Merkel put some nuance into the German position yesterday. While promising “no taboos” in attacking the crisis, she floated a timeline of “five to 10 years” for fixing flaws in a currency shared by countries with divergent wealth and attitudes toward taxing and spending.

Merkel lost her chief crisis-fighting ally last month when French President Nicolas Sarkozy was defeated by Francois Hollande, a Socialist who challenged the pro-austerity doctrine and called for a more activist central bank.

Monti joined Hollande in cornering Merkel in a conference call this week with U.S. President Barack Obama, who has criticized Europe for failing to get to grips with the crisis. The four-way call focused on “developments in Europe,” the White House said in a statement.

Election Loss

Merkel’s international isolation goes along with a state of political siege at home after her party was routed in elections in Germany’s largest state. In office since 2005, she is one of only five euro-area leaders to hold on to power since the crisis broke out.

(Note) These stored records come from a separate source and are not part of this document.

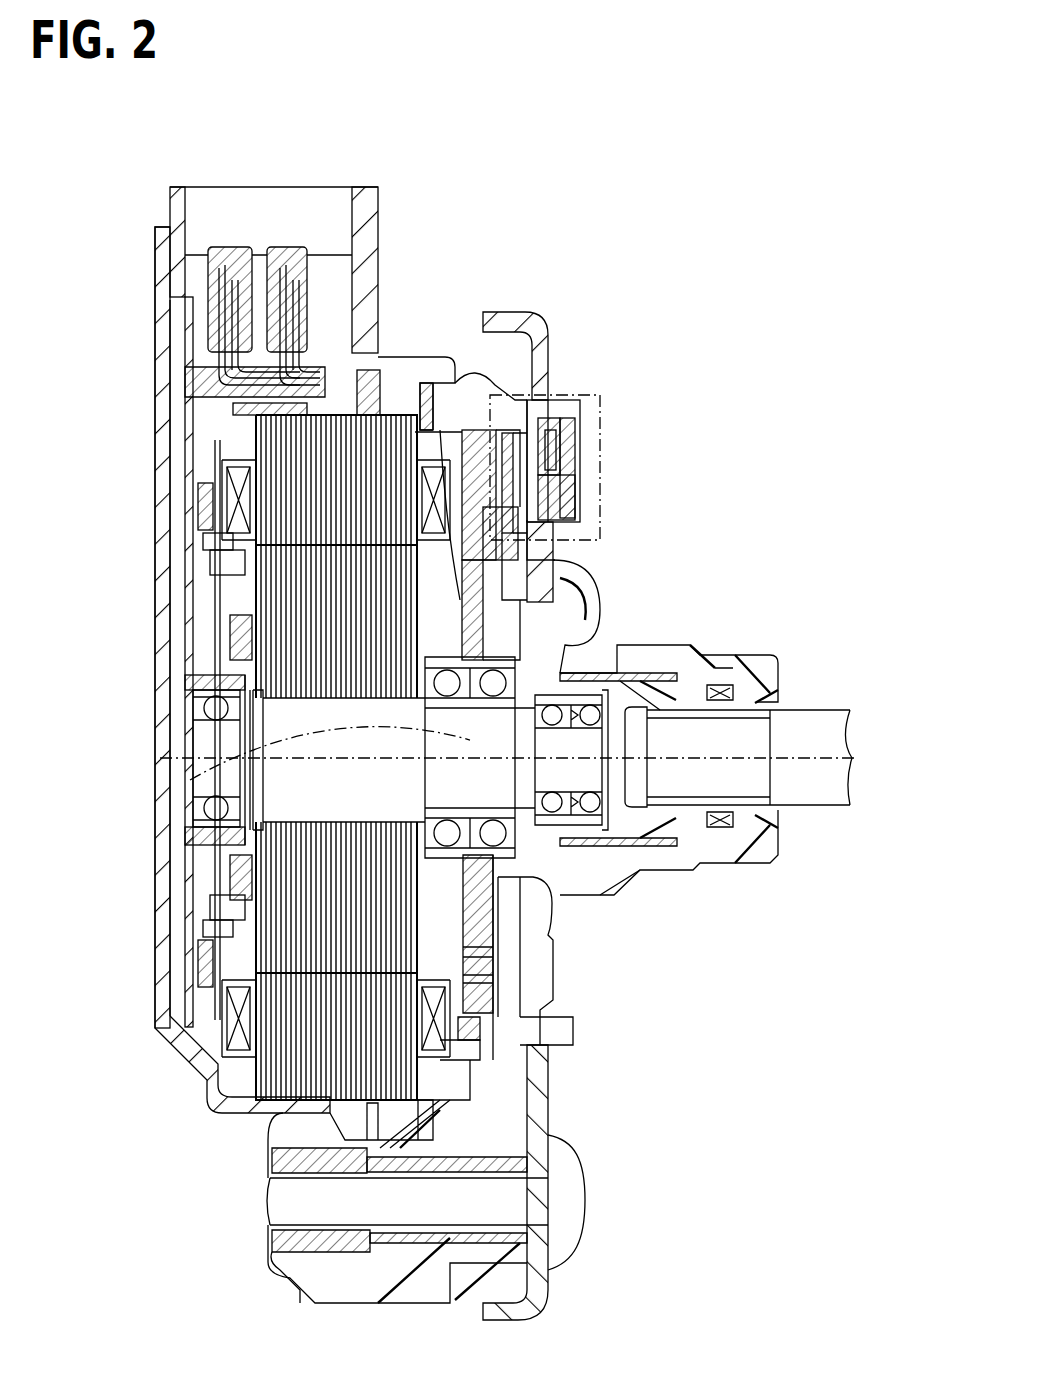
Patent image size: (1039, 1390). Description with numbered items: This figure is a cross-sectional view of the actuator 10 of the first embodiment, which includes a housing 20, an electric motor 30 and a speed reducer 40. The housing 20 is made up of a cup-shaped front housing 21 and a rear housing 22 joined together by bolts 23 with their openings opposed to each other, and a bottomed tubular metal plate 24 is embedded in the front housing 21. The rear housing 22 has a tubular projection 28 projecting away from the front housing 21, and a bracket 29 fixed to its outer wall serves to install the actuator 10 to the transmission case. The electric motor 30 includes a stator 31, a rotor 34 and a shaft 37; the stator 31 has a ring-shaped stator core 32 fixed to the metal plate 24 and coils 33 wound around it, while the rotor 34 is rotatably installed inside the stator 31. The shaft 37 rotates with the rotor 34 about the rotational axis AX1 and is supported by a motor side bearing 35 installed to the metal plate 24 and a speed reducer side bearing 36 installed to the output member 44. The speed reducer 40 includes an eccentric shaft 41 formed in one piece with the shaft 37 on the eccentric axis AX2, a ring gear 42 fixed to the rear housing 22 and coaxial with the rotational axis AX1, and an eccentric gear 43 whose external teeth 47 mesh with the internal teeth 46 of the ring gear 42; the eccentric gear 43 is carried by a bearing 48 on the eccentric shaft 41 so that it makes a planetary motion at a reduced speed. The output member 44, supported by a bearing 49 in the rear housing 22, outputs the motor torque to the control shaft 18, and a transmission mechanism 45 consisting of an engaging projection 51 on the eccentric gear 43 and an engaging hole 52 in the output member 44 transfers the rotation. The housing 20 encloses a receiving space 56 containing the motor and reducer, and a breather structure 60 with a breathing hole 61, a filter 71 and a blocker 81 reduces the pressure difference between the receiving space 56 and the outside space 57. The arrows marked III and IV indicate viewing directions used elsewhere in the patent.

The actuator 10 is at (165, 183).
The control shaft 18 is at (790, 798).
The housing 20 is at (354, 745).
The front housing 21 is at (345, 405).
The rear housing 22 is at (435, 383).
The bolts 23 is at (565, 1197).
The metal plate 24 is at (175, 1062).
The tubular projection 28 is at (740, 870).
The bracket 29 is at (540, 1283).
The electric motor 30 is at (249, 748).
The stator 31 is at (238, 505).
The stator core 32 is at (253, 440).
The coils 33 is at (228, 470).
The rotor 34 is at (256, 735).
The motor side bearing 35 is at (200, 808).
The speed reducer side bearing 36 is at (590, 810).
The shaft 37 is at (200, 838).
The speed reducer 40 is at (230, 641).
The eccentric shaft 41 is at (480, 740).
The ring gear 42 is at (455, 432).
The eccentric gear 43 is at (545, 955).
The output member 44 is at (720, 685).
The transmission mechanism 45 is at (596, 596).
The internal teeth 46 is at (525, 1032).
The external teeth 47 is at (545, 1005).
The bearing 48 is at (565, 905).
The bearing 49 is at (720, 830).
The engaging projection 51 is at (560, 548).
The engaging hole 52 is at (575, 600).
The receiving space 56 is at (140, 640).
The outside space 57 is at (718, 480).
The breather structure 60 is at (575, 450).
The breathing hole 61 is at (565, 500).
The filter 71 is at (556, 460).
The blocker 81 is at (560, 428).
The rotational axis AX1 is at (190, 785).
The eccentric axis AX2 is at (190, 748).
The view direction III is at (815, 689).
The view direction IV is at (600, 395).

Monti, Draghi and Bank of Italy Governor Ignazio Visco prodded Germany to back the proposal by the Brussels-based commission, the EU’s executive branch, to allow the euro-area bailout fund to support banks directly instead of channelling the money via governments. The permanent fund, the European Stability Mechanism, is due to come on line in July.

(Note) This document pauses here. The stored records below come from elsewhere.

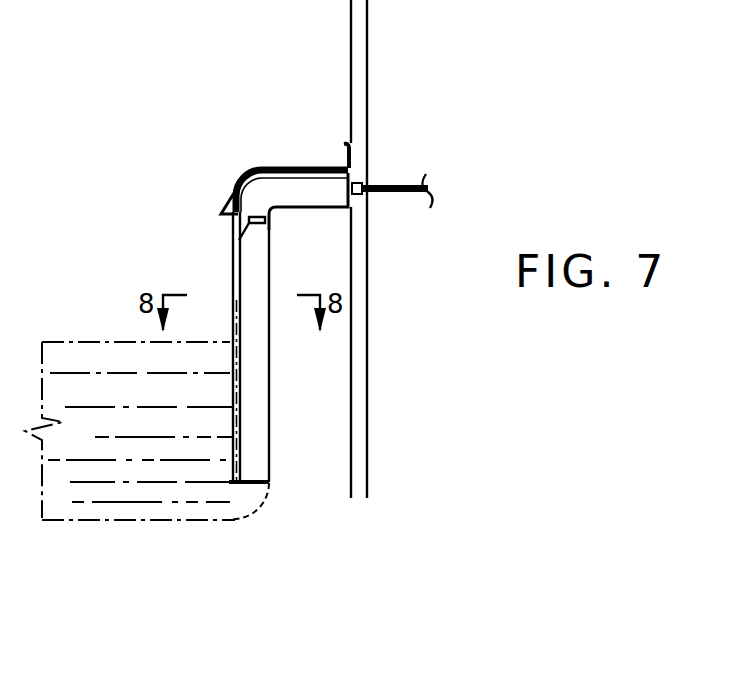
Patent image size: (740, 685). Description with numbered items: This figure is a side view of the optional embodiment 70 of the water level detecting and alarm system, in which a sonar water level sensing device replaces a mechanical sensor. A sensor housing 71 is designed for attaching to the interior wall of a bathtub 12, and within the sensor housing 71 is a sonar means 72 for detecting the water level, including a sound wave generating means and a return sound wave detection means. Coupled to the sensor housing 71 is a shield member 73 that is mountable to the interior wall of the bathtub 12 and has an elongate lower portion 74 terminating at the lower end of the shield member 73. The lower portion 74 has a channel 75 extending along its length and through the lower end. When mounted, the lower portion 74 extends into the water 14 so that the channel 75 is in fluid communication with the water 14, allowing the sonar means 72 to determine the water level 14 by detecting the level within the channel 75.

The optional embodiment 70 is at (215, 162).
The sensor housing 71 is at (303, 188).
The sonar means 72 is at (258, 224).
The shield member 73 is at (260, 166).
The lower portion 74 is at (232, 365).
The channel 75 is at (253, 302).
The water level 14 is at (130, 430).
The bathtub 12 is at (247, 517).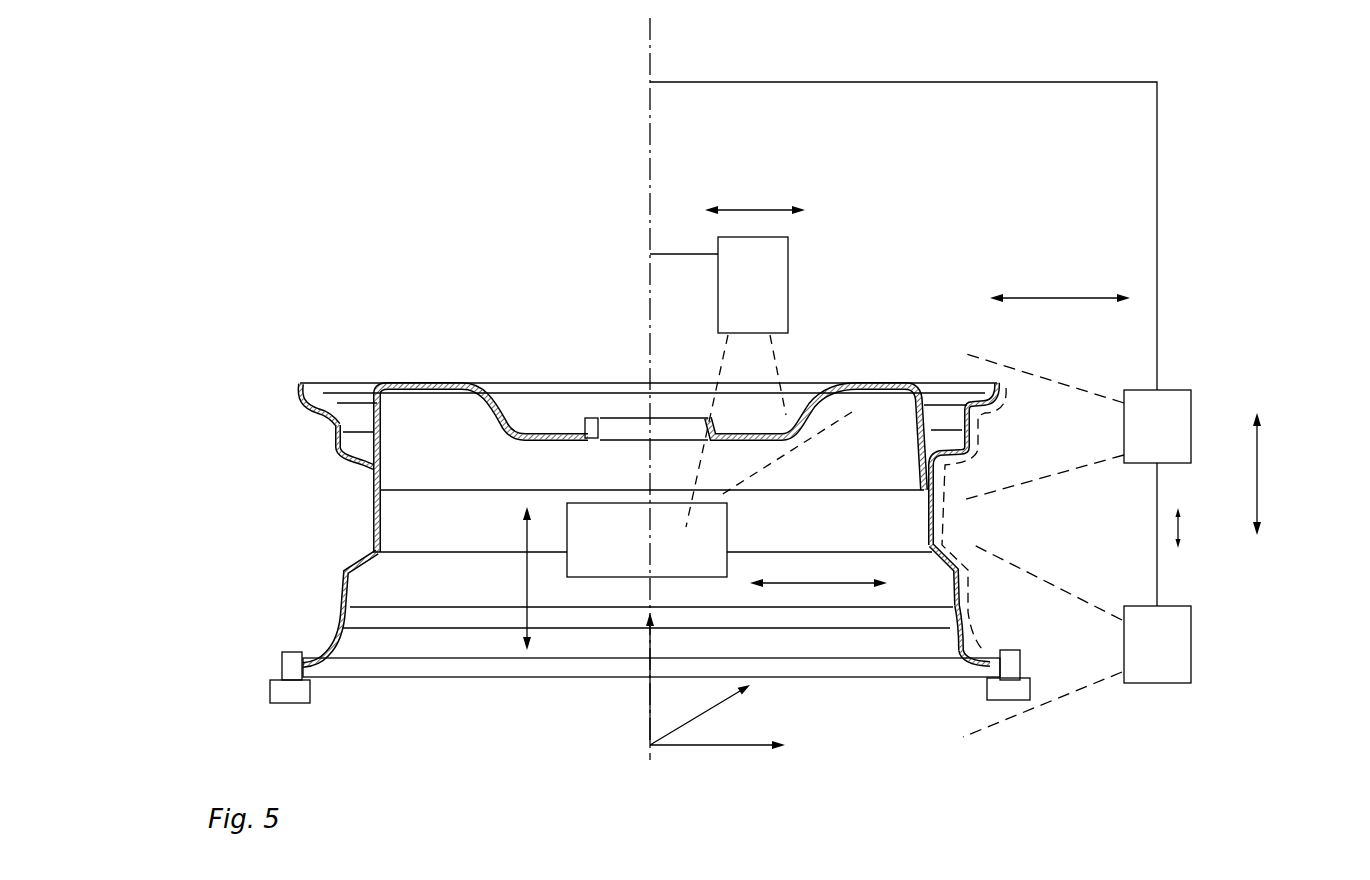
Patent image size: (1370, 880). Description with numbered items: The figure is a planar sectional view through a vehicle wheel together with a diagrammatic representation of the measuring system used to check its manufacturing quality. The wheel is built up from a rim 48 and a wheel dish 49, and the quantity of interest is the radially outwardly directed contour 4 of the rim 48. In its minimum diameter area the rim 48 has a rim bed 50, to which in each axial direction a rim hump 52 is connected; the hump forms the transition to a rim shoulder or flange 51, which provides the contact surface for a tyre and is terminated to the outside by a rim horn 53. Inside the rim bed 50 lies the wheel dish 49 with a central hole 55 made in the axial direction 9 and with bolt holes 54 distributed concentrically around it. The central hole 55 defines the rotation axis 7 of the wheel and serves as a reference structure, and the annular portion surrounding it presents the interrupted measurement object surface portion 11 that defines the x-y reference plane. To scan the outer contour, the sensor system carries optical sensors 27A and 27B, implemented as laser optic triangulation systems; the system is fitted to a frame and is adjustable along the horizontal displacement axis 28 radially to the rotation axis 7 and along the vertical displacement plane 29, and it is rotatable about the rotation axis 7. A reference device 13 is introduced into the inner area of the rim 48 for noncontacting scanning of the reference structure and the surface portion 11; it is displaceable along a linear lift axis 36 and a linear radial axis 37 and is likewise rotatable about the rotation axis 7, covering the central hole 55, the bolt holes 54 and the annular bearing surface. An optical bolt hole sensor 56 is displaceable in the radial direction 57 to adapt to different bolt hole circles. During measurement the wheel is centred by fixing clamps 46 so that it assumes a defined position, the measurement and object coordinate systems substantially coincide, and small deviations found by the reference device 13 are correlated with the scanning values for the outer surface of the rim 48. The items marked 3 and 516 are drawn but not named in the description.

The base plate 3 is at (433, 692).
The contour 4 is at (992, 414).
The rotation axis 7 is at (650, 248).
The axial direction 9 is at (606, 428).
The measurement object surface portion 11 is at (364, 477).
The reference device 13 is at (598, 568).
The optical sensor 27A is at (1153, 676).
The optical sensor 27B is at (1173, 400).
The horizontal displacement axis 28 is at (1052, 298).
The vertical displacement plane 29 is at (1258, 470).
The linear lift axis 36 is at (528, 574).
The linear radial axis 37 is at (825, 583).
The fixing clamps 46 is at (268, 690).
The rim 48 is at (333, 382).
The wheel dish 49 is at (425, 383).
The rim bed 50 is at (363, 520).
The rim shoulder or flange 51 is at (330, 422).
The rim hump 52 is at (337, 452).
The rim horn 53 is at (298, 389).
The bolt holes 54 is at (752, 425).
The central hole 55 is at (680, 427).
The optical bolt hole sensor 56 is at (772, 283).
The radial direction 57 is at (750, 210).
The coordinate system origin 516 is at (648, 698).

“People are actually working on finding ways that the ESM could be used to recapitalize banks,” Draghi said. “The issue is not so much the use of ESM money to recapitalize banks but whether this could be done directly without having to go to governments.”

‘Big Pot’

With creditor countries including Germany and Finland insisting they must be consulted before such funds are deployed, Draghi said there is a risk that “we have a big pot of money but nobody can touch it.”

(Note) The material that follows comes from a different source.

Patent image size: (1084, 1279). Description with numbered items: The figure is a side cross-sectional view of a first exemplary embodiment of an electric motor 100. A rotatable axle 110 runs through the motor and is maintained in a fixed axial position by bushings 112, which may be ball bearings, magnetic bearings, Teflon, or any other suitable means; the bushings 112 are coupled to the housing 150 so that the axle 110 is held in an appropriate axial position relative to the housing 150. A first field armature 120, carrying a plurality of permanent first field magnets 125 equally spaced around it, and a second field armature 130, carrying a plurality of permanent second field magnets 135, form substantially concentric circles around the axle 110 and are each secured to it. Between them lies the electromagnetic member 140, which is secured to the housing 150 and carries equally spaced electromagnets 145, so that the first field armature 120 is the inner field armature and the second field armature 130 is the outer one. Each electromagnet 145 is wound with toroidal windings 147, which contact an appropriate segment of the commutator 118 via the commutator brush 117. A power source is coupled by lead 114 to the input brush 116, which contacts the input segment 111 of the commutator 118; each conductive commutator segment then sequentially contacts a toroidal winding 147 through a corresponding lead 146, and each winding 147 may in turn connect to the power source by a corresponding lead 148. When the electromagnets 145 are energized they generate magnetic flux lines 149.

A former economics professor who fought against Italy’s culture of spending and inflation in the 1980s and served for a decade on the commission in Brussels, Monti said it is in Germany’s own interest to shed its crisis-fighting inhibitions.

“Maybe I’m too German” in economic and fiscal policy, Monti said. That credo and the imposition of budget cuts that will put Italy in structural surplus next year give the non- partisan Monti -- heading a technocratic government that will expire in 2013 -- leverage in dealing with Merkel.

Italy’s extra 10-year borrowing costs over German levels reached 470 basis points yesterday, the highest since January. Monti said Italy is being punished for mistakes made elsewhere - - and by prior Italian leaders that left him with debt of 123.5 percent of gross domestic product to work off.

“Countries that are at the core of the system and which have had the huge merit of instilling the culture of stability to the European Union in the first place, most notably Germany, should really reflect deeply but quickly,” Monti said via video link to the Brussels conference. “Europe should really accelerate the efforts, as the European Commission is doing, in order to limit the contagion.”